Acompanhado nesta aventura de forma bastante próxima pela Catarina, Carla, Prim, Mariana, Geraldes e André (e outros tantos runners que aqui não citarei, para não tornar isto numa lista telefónica…), sentia que aqui tinha o ambiente certo para conseguir ser feliz. A cidade respirava corrida. Fosse pelos corredores, fosse pelas pessoas locais, que nos acolheram como se fôssemos das suas famílias.

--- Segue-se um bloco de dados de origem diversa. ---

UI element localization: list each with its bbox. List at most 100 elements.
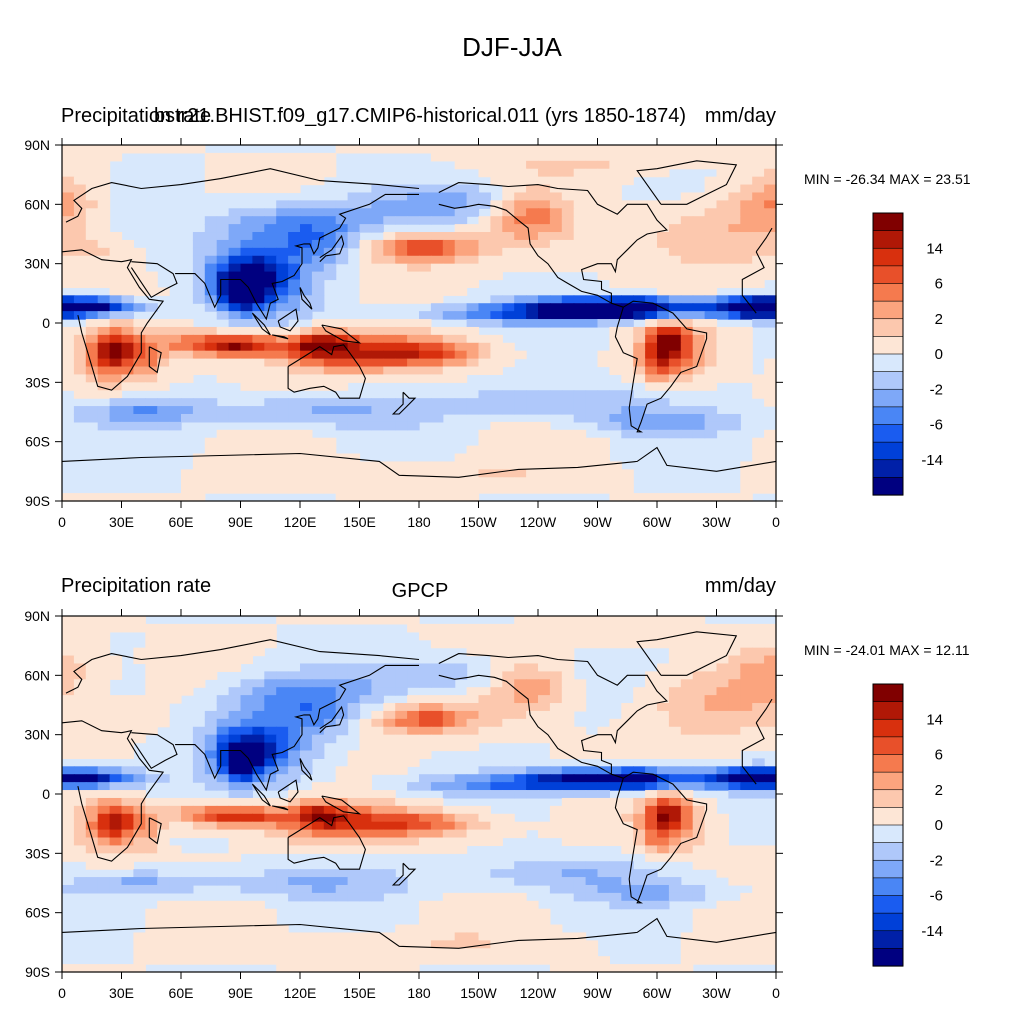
heatmap-cell [62, 631, 75, 641]
heatmap-cell [192, 813, 206, 823]
heatmap-cell [526, 956, 539, 965]
heatmap-cell [430, 916, 444, 926]
heatmap-cell [371, 877, 384, 886]
heatmap-cell [692, 687, 706, 696]
heatmap-cell [764, 366, 777, 376]
heatmap-cell [680, 413, 694, 423]
heatmap-cell [85, 390, 99, 399]
heatmap-cell [538, 671, 551, 680]
heatmap-cell [573, 413, 587, 423]
heatmap-cell [216, 279, 230, 288]
heatmap-cell [121, 853, 134, 862]
heatmap-cell [716, 342, 729, 352]
heatmap-cell [276, 184, 289, 194]
heatmap-cell [561, 639, 575, 649]
heatmap-cell [668, 421, 682, 431]
heatmap-cell [121, 303, 134, 312]
heatmap-cell [454, 192, 468, 201]
heatmap-cell [216, 184, 230, 194]
heatmap-cell [300, 358, 313, 368]
heatmap-cell [192, 334, 206, 344]
heatmap-cell [526, 734, 539, 744]
heatmap-cell [514, 687, 527, 696]
heatmap-cell [561, 861, 575, 870]
heatmap-cell [383, 208, 396, 217]
heatmap-cell [383, 279, 396, 288]
heatmap-cell [133, 247, 146, 257]
heatmap-cell [169, 884, 182, 894]
heatmap-cell [85, 232, 99, 241]
panel-2-left-title: Precipitation rate [61, 575, 211, 597]
heatmap-cell [526, 263, 539, 273]
heatmap-cell [276, 869, 289, 878]
heatmap-cell [252, 805, 265, 815]
heatmap-cell [62, 334, 75, 344]
heatmap-cell [597, 247, 610, 257]
heatmap-cell [490, 247, 503, 257]
heatmap-cell [704, 287, 718, 296]
heatmap-cell [597, 176, 610, 186]
y-tick-label: 30N [24, 727, 50, 743]
heatmap-cell [288, 813, 301, 823]
heatmap-cell [668, 152, 682, 162]
coastline [319, 234, 345, 263]
heatmap-cell [740, 774, 753, 783]
heatmap-cell [300, 279, 313, 288]
heatmap-cell [740, 639, 753, 649]
heatmap-cell [97, 805, 111, 815]
heatmap-cell [454, 900, 468, 910]
heatmap-cell [73, 964, 87, 973]
heatmap-cell [466, 924, 480, 934]
heatmap-cell [538, 940, 551, 949]
heatmap-cell [645, 837, 658, 847]
heatmap-cell [680, 813, 694, 823]
heatmap-cell [752, 200, 765, 209]
heatmap-cell [323, 829, 337, 839]
heatmap-cell [419, 821, 432, 831]
heatmap-cell [621, 726, 634, 736]
heatmap-cell [97, 200, 111, 209]
heatmap-cell [728, 366, 741, 376]
heatmap-cell [502, 916, 515, 926]
heatmap-cell [645, 774, 658, 783]
heatmap-cell [419, 663, 432, 672]
heatmap-cell [347, 940, 361, 949]
heatmap-cell [633, 718, 646, 728]
heatmap-cell [716, 303, 729, 312]
heatmap-cell [514, 421, 527, 431]
heatmap-cell [609, 398, 622, 407]
heatmap-cell [442, 287, 456, 296]
heatmap-cell [668, 797, 682, 807]
heatmap-cell [109, 398, 123, 407]
heatmap-cell [657, 247, 670, 257]
heatmap-cell [288, 295, 301, 304]
heatmap-cell [169, 813, 182, 823]
heatmap-cell [764, 216, 777, 225]
heatmap-cell [85, 663, 99, 672]
heatmap-cell [478, 319, 491, 328]
heatmap-cell [228, 429, 242, 439]
heatmap-cell [728, 421, 741, 431]
heatmap-cell [466, 263, 480, 273]
heatmap-cell [502, 782, 515, 791]
heatmap-cell [454, 247, 468, 257]
heatmap-cell [478, 821, 491, 831]
heatmap-cell [597, 263, 610, 273]
heatmap-cell [740, 279, 753, 288]
heatmap-cell [216, 453, 230, 463]
heatmap-cell [704, 295, 718, 304]
heatmap-cell [692, 493, 706, 502]
heatmap-cell [323, 734, 337, 744]
heatmap-cell [740, 869, 753, 878]
heatmap-cell [323, 845, 337, 854]
heatmap-cell [538, 924, 551, 934]
heatmap-cell [276, 319, 289, 328]
colorbar-label: -14 [921, 452, 943, 469]
heatmap-cell [252, 429, 265, 439]
heatmap-cell [311, 718, 325, 728]
heatmap-cell [419, 774, 432, 783]
heatmap-cell [728, 695, 741, 704]
heatmap-cell [657, 326, 670, 336]
heatmap-cell [526, 461, 539, 470]
heatmap-cell [228, 287, 242, 296]
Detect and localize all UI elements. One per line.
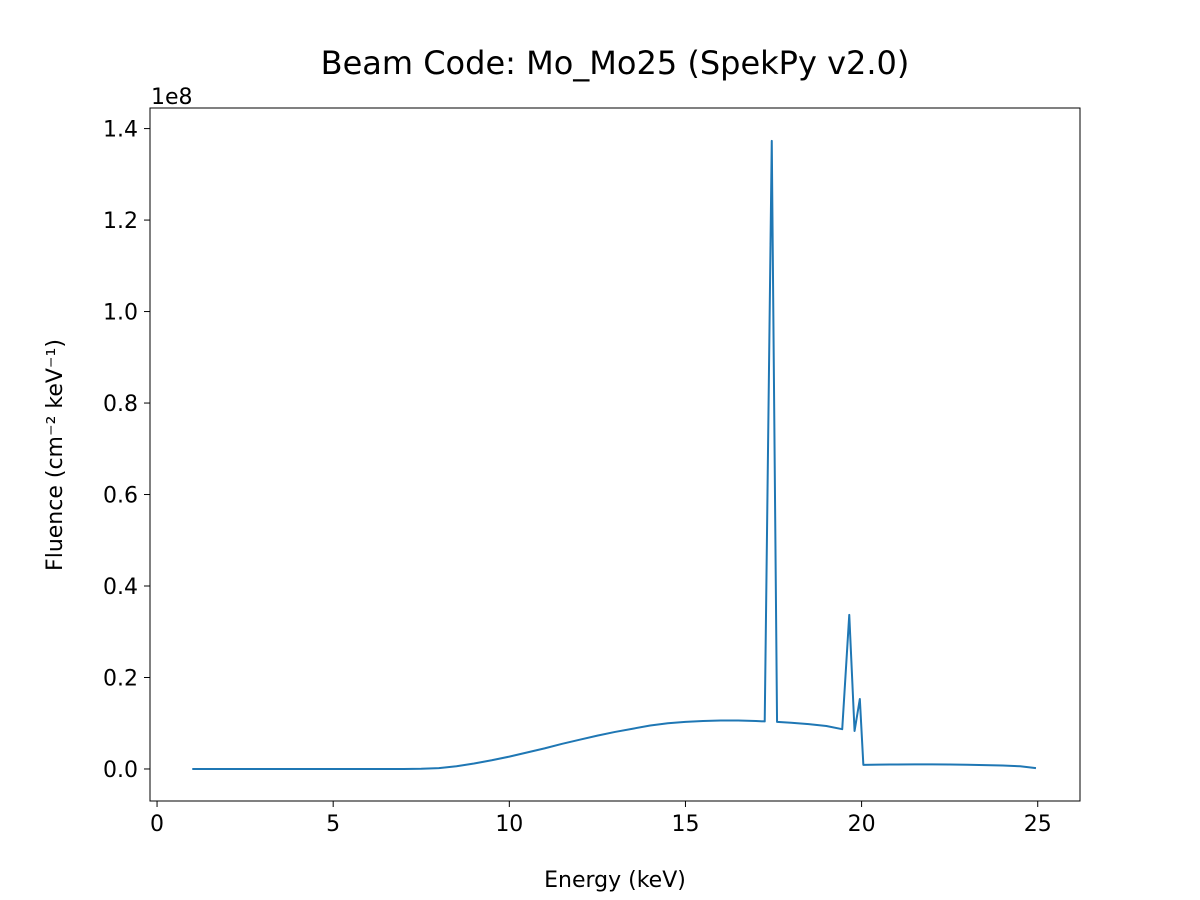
x-tick-label: 25 bbox=[1024, 812, 1052, 837]
y-tick-label: 1.4 bbox=[103, 118, 138, 143]
x-tick-label: 0 bbox=[150, 812, 164, 837]
y-tick-label: 1.0 bbox=[103, 301, 138, 326]
x-tick-label: 5 bbox=[326, 812, 340, 837]
plot-frame bbox=[149, 107, 1081, 802]
y-axis: 0.0 0.2 0.4 0.6 0.8 1.0 1.2 1.4 bbox=[103, 118, 150, 783]
y-tick-label: 1.2 bbox=[103, 209, 138, 234]
y-tick-label: 0.4 bbox=[103, 575, 138, 600]
plot-area bbox=[192, 139, 1037, 770]
y-tick-label: 0.0 bbox=[103, 758, 138, 783]
y-tick-label: 0.8 bbox=[103, 392, 138, 417]
x-axis: 0 5 10 15 20 25 bbox=[150, 801, 1052, 837]
x-axis-label: Energy (keV) bbox=[544, 868, 686, 893]
y-offset-label: 1e8 bbox=[151, 85, 193, 110]
x-tick-label: 10 bbox=[495, 812, 523, 837]
series-line-0 bbox=[192, 139, 1037, 770]
y-axis-label: Fluence (cm⁻² keV⁻¹) bbox=[43, 339, 68, 571]
chart-title: Beam Code: Mo_Mo25 (SpekPy v2.0) bbox=[321, 44, 910, 82]
x-tick-label: 20 bbox=[848, 812, 876, 837]
y-tick-label: 0.6 bbox=[103, 484, 138, 509]
y-tick-label: 0.2 bbox=[103, 666, 138, 691]
x-tick-label: 15 bbox=[671, 812, 699, 837]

Amáveis, simpáticos…

A Catarina fartou-se de me dizê-lo. “Vais ser feliz em Valência”. E não é que ela tinha razão?

Mas sei que só fui feliz pela forma absolutamente fantástica como este nosso grupo se uniu, pela boa disposição contagiante, que permitiu que a mente não entrasse em ‘tilt’ por causa da maratona. Naquelas horas que passámos antes do tiro de partida, naquelas horas que normalmente são longas, de ansiedade e de nervosismo, todos estávamos tranquilos. Sorrimos, divertimo-nos, contámos piadas, partilhámos experiências…

Ah! E comemos muito bem, que tivemos três cozinheiras maravilhosas (conforme se pode ver na foto acima)!

O arrancar de um dia normal

Chegou o dia da prova. Acordei à hora de sempre (três horas antes da prova) e dez minutos depois estava a devorar as minhas papas de aveia com Macacau (da Shine), banana e Kiwi, mais a meia de leite obrigatória. Este costuma ser o meu pequeno almoço de eleição, que normalmente me ajuda a dar a energia para a prova e, ao mesmo tempo, me permite ir à casa de banho pouco depois para deixar aqui os “canais internos” desimpedidos (neste dia não foi o caso)…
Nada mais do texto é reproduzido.